Une fois l'approbation reçue, Jimin réagit au quart de tour : il ouvrit son sac de sport, en tira une longue et épaisse serviette de bain. Il indiqua à Yoongi de s'asseoir, et ce dernier obéit sans un mot. Son cadet enroula le tissu autour de ses épaules et détacha sa cape pour la passer sous les jambes de son ami qu'il souleva aussitôt sans la moindre difficulté.
Yoongi en aurait eu le souffle coupé s'il ne suffoquait pas déjà.
Jimin le tenait, un bras dans son dos, l'autre sous ses genoux, mais il n'existait entre Yoongi et lui aucun contact physique : même s'il sentait son toucher qui le terrifiait, il pouvait le supporter. Rassuré par les précautions prises par son sauveur, Yoongi ferma les paupières, et il en coula deux nouvelles larmes.
« On en a pour moins d'une minute, » lui promit Jimin.
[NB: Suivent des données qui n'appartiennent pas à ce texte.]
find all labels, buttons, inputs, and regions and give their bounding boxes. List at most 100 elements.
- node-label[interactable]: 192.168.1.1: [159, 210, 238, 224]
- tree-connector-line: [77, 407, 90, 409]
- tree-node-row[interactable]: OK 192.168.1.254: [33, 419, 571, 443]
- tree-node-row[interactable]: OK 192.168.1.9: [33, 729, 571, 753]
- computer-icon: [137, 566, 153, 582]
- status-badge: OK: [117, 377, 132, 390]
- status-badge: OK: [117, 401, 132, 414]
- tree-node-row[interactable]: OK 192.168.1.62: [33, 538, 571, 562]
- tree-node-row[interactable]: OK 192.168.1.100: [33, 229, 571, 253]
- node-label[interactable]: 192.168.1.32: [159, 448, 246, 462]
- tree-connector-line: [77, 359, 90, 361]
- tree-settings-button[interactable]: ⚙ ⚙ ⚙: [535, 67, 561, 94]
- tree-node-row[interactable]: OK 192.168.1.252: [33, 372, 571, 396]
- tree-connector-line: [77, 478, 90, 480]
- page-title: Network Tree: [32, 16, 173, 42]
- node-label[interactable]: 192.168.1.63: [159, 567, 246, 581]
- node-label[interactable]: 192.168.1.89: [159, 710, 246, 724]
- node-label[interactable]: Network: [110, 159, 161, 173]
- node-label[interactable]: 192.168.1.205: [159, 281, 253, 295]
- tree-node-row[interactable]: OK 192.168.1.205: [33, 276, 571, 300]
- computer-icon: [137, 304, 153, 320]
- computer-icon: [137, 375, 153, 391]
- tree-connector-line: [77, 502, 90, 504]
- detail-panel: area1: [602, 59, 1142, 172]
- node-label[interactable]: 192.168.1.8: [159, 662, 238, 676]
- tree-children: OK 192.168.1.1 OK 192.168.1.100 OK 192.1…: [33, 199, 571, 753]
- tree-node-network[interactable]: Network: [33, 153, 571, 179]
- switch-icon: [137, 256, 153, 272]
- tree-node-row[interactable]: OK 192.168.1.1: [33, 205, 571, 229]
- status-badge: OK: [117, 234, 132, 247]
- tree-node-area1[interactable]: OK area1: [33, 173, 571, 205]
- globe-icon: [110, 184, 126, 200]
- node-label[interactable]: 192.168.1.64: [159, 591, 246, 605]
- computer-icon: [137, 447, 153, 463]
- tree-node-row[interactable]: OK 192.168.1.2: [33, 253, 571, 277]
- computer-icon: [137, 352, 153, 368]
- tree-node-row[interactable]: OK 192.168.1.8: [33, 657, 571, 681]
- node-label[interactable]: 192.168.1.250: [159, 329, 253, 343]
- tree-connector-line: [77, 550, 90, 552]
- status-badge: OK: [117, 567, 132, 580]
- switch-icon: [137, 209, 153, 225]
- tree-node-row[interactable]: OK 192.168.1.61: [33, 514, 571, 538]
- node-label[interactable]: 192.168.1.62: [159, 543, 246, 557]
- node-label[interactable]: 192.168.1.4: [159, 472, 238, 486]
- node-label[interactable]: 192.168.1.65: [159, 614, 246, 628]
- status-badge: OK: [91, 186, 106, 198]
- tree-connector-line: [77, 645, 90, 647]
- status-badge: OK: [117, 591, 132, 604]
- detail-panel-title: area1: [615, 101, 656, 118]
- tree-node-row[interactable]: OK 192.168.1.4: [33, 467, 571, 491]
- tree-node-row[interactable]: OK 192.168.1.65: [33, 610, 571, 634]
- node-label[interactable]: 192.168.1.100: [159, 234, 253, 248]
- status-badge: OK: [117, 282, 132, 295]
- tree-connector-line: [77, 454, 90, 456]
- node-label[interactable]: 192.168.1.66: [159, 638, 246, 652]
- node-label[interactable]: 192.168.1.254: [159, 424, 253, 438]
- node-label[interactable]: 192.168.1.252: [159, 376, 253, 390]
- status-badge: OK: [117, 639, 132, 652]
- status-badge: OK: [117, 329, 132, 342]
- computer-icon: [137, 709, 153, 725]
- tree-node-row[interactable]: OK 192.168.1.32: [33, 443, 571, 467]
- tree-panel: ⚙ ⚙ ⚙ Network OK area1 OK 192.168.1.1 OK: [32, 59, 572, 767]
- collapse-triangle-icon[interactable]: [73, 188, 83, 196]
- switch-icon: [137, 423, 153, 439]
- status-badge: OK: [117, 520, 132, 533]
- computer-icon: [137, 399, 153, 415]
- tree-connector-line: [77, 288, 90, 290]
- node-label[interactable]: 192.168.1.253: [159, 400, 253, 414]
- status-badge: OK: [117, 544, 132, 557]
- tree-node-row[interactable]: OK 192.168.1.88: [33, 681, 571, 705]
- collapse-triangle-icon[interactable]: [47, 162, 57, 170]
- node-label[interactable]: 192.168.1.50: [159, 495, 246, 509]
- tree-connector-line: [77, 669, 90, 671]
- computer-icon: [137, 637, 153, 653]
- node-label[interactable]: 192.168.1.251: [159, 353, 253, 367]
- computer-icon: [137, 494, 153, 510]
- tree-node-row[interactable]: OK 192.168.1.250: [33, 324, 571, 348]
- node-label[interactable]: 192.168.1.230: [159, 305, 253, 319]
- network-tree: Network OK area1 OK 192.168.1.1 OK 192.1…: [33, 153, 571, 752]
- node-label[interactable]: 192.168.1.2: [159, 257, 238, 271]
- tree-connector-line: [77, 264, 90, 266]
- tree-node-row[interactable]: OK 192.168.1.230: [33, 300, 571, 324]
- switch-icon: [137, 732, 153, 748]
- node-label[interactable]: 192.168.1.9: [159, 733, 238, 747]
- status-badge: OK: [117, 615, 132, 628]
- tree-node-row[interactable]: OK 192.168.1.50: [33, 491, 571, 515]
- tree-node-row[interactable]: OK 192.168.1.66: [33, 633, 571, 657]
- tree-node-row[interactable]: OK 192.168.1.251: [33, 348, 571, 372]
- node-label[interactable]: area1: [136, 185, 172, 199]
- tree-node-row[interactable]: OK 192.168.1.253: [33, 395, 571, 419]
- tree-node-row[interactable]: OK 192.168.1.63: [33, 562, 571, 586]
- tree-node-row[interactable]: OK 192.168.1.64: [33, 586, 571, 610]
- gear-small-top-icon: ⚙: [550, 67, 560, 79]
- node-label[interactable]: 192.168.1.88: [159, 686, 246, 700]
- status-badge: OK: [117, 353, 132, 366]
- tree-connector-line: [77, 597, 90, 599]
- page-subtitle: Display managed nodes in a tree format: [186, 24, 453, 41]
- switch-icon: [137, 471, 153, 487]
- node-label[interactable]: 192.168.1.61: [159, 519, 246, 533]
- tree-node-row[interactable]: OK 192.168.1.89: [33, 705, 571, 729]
Et il se mit en route. Yoongi ne comprenait pas où il se dirigeait, tout ce qu'il savait, c'était que le jeune homme l'avait recouvert d'une serviette de bain et de sa cape, et que désormais il marchait d'un pas pressé, lui dans les bras, en passant derrière chaque stand afin de ne pas risquer que Yoongi effleure quiconque. Traverser les allées aurait présenté un trop grand danger, autant se servir du fait qu'aucun kiosque ne pouvait se coller aux murs du fait des installations électriques.
Yoongi, le cœur battant et le corps vidé de ses forces, continuait de pleurer. Il appuya la joue contre le haut de Jimin – le haut d'Aragorn – et tenta de se calmer en se laissant bercer par le rythme rapide de son cadet. Ça ne fonctionna pas, bien sûr, mais une chose parvenait pourtant à le réconforter : il n'était pas seul.